Bringing Google Transit to New York would be an ambitious undertaking.
Google Transit, part of Google’s plan to take over the world laboratory of experimental services, is pretty nifty. Using, as Google puts it, all available public transportation schedules and information, the service supposedly plots out the most efficient route from point to point. It includes the option to view various routes and has a cost comparison tool.
The only problem for us in New York is that the service is available only in a few regions of the country right now. All of that, however, could change. This post on Read/WriteWeb points to an article on Bloomberg.com announcing that Google is looking to take on a Transit map for the entire New York Metropolitan area.
Chris Dolmetsch and Ari Levy from Bloomberg News have more:
New York’s Metropolitan Transportation Authority and New Jersey Transit, which together carry more than 9 million people a day, are working with [Google] to give users one place to go for maps, schedules and trip planners. The agencies serve the five New York City boroughs and suburbs in New Jersey, Connecticut, Westchester County and Long Island.
“We are always looking for ways to incorporate technology in what we do,” Jim Redeker, assistant executive director of New Jersey Transit, said in a telephone interview from Newark. Google has “good experience at making this work.”

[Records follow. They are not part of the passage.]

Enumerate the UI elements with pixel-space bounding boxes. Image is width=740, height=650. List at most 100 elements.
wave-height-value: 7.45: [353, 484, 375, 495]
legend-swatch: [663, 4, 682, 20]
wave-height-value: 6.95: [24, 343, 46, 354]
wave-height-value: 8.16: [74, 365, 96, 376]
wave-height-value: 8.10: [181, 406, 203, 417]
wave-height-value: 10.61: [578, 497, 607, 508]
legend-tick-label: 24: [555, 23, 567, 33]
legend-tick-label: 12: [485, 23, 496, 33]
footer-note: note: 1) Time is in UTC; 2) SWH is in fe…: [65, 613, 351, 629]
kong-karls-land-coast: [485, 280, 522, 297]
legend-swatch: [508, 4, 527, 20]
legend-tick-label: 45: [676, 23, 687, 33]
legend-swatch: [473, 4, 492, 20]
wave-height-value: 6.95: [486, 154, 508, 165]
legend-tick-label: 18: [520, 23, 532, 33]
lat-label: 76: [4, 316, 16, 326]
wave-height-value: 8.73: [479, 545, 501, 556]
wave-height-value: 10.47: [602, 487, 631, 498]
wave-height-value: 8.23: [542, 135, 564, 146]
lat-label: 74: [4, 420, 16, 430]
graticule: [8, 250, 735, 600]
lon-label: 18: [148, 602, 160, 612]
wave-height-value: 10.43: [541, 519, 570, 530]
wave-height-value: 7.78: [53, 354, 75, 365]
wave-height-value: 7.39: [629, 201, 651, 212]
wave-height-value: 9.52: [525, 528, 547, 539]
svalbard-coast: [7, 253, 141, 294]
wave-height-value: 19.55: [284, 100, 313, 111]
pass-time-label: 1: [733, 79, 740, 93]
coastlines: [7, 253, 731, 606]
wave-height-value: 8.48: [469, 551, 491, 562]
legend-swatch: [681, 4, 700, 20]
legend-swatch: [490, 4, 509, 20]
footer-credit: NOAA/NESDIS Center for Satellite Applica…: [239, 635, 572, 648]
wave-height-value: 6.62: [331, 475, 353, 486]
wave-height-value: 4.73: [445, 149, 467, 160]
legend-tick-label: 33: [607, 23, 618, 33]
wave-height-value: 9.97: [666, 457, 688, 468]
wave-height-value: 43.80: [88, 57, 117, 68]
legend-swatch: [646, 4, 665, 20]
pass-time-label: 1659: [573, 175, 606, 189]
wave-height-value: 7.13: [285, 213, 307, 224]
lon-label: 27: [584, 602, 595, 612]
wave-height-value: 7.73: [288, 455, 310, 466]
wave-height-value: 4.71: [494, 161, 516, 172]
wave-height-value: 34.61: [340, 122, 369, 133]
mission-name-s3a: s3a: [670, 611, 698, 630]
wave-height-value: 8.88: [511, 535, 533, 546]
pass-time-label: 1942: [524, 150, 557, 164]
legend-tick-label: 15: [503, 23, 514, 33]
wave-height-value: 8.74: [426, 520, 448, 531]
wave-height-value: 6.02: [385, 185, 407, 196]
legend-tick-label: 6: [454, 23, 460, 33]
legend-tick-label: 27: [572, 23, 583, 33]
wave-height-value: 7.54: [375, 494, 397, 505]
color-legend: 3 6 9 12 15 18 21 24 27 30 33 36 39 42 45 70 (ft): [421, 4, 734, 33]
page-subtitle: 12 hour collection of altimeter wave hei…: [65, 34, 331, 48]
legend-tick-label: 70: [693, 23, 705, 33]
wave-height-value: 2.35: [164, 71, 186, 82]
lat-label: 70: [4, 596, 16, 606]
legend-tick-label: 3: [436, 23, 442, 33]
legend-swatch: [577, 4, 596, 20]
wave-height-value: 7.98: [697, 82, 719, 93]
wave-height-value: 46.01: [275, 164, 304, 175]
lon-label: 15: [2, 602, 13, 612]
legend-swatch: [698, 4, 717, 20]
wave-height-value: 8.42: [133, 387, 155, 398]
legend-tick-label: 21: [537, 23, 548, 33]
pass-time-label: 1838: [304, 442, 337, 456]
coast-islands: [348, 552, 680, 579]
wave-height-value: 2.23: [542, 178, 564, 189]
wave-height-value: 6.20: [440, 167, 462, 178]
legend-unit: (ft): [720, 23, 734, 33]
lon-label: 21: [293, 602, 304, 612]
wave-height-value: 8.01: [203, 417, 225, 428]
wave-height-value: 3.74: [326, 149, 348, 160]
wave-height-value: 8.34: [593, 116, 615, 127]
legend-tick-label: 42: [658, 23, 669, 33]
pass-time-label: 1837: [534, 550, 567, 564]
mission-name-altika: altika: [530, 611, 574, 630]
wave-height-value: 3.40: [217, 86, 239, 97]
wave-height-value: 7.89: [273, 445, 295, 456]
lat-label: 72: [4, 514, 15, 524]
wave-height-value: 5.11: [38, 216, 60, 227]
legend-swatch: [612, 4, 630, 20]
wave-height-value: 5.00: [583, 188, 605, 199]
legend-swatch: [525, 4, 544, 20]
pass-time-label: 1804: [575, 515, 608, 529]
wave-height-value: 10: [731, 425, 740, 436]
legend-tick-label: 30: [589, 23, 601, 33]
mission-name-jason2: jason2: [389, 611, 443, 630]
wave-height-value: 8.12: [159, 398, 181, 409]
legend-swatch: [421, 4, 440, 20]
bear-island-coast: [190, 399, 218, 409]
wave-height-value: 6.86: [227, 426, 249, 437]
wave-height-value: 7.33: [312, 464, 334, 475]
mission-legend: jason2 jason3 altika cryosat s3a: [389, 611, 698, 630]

According to the article, New Jersey Transit will share its route map and schedule information with the search company, and the MTA is in talks to do the same. Furthermore, this would be, by far, the most ambitious undertaking for Google Transit as New York City alone has 468 subway stops, just 35 fewer than the rest of the nation combined. When one factors in the Long Island Railroad, Metro-North, PATH and New Jersey Transit, the number of stations just keeps on growing.
While the article notes that public transportation use in Duluth, Minnesota, increased by 12 percent after Google Transit took on the city’s public transportation system, I would find it hard to believe New York would be in line for a similar increase. First, the city’s public transportation system is so pervasive that it is already an ingrained part of life in New York City. I wonder if Duluth can say the same?
Additionally, we already have many of the services that a New York-oriented Google Transit service would provide. From the MTA Trip Planner and the NJ Transit Itinerary Planner to Hopstop, OnNYTurf’s Subway map and GypsyMaps, New Yorkers aren’t lacking for direction-minded Websites.
None of those sites, however, provide information for all of the city’s transit services (bus, regional rail, subway) in one place, and Google, who, according to Bloomberg, hopes to make a pretty penny from a New York-oriented transit site, would fulfill that need. And as Allison L. C. de CerreƱo, director of New York University’s Rudin Center for Transportation Policy & Management, said to Bloomberg, “Most people know Google. That’s actually a very powerful way to get the information in one place, in a way that most people are familiar with.”
A hat tip to Brian for this story.
7 comments
Isn’t this what trips123.com is supposed to be?
This is what I use everyday…
http://www.publicroutes.com
There’s also .
Sorry, http://www.hopstop.com
this type of service already exists, independent of google, in paris.
check http://www.ratp.fr
As previous commenters have noted, Trips123.com covers the entire Tri-State Region, and Hopstop provides a text messaging (SMS) trip planner for certain parts of the region.
However, the only single service that enables you to plan trips spanning the Tri-State Region using text messaging (SMS) is Dadnab (www.dadnab.com).